Problems on the Cardinality of the Sets

Question

Problem 1

For any set $A$, let $B^A$ be the set of all functions mapping $A$ into the set $B=\{0,1\}$. Show that $\left \lvert B^A \right \rvert=\left \lvert\mathscr {P}(A)\right \rvert$ where $\left\lvert S \right \rvert$ means the cardinality of $S$, for any set $S$ and $\mathscr {P}(A)$ denotes the Power Set of $A$.

Problem 2

1. Show that (using the same notation as the above problem) $\mathscr {P}(A)$ has too many elements to be put in an one to one correspondence with $A$.

2. Explain why this intuitively means that there are an infinite number of infinite cardinal numbers.

3. Is the set of everything a logically acceptable concept?
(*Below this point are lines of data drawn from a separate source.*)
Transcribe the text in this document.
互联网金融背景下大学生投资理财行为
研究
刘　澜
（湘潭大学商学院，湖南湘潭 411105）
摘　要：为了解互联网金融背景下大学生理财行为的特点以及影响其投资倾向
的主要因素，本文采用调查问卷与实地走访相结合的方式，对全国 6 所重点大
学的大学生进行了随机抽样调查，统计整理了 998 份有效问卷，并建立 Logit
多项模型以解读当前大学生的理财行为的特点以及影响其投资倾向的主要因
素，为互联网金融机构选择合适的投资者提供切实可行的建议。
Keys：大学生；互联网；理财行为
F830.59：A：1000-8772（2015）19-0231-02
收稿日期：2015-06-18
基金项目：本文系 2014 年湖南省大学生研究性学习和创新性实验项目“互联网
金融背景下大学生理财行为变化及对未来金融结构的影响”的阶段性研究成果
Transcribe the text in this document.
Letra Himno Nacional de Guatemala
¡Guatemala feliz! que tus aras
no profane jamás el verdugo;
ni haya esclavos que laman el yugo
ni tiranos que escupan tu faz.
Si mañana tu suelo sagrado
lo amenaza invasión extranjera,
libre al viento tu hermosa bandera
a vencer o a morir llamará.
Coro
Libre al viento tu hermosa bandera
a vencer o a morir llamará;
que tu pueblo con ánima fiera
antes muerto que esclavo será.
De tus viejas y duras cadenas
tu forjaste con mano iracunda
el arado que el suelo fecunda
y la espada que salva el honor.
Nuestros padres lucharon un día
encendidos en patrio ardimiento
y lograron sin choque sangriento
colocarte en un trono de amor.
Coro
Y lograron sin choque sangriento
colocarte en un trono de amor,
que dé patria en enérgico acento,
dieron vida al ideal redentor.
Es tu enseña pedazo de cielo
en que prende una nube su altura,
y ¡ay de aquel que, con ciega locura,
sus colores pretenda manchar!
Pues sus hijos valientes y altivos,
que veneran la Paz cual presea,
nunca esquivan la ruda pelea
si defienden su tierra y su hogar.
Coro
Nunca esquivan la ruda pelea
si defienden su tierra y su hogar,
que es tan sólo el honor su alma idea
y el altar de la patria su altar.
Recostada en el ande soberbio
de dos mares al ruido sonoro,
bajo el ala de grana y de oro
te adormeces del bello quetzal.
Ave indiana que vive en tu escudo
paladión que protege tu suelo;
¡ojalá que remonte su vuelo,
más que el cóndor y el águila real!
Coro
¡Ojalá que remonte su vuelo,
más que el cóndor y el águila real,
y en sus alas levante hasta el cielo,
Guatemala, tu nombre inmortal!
Why or why not?

I have only proved the problems for finite $\left \lvert A \right \rvert$. For a proof of Problem 1 when $\left \lvert A \right \rvert$ is finite, we note that for each element $a \in A$ there are only two choices from the set $B$. Hence the total number of such functions will be $2^\left \lvert A \right \rvert=\left \lvert \mathscr {P}(A) \right \rvert$.

But if $\left \lvert A \right \rvert$ is not finite then I don't know how to proceed because the argument that has been given for finite $\left \lvert A \right \rvert$ may not apply to the non-finite $\left \lvert A \right \rvert$.

Similar problem is with Problem 2. For the first part if $\left \lvert A \right \rvert$ is finite then we note that for a bijection to exist between $A$ and $\mathscr P(A)$ then $\left \lvert \mathscr {P}(A) \right \rvert$ must be equal to $\left \lvert A \right \rvert$. But since for finite $\left \lvert A \right \rvert$, it is an integer and for all $\left \lvert A \right \rvert \geq1$ we have $\left \lvert A \right \rvert<2^{\left \lvert A \right \rvert}$, we conclude that for finite $\left \lvert A \right \rvert$ there cannot exist a bijection between $A$ and $\mathscr P(A)$.

But here again the problem is when $\left \lvert A \right \rvert$ is non-finite.

For third part of Problem 2, is the answer simply is that since everything is not a well-defined concept, the set of everything is not a logically acceptable concept, or is there some more subtle reasoning?

How can the problem be tackled?

Answer 1

In general, when we consider the cardinality, we use the concept of a 'bijection'.

So, in problem 1, if you want to show such equality in general case, you should construct explicit or implicit form of bijection between $\mathcal{P}(A)$ and $B^{A}$

In problem 2, you should argue by contradiction. Suppose there exists a bijection between two sets, then some contradiction happen.

Suppose $g:A \rightarrow 2^A$, then consider $B=\{x\in A| x\notin g(x)\}$ and note that $B\in 2^A$.

So that, there is $y\in A$ such that $g(y)=B$.

Either $y\in B$ or $y\notin B$, you can easily observe what is contradiction.

Such method used above is called 'Diagonalization'.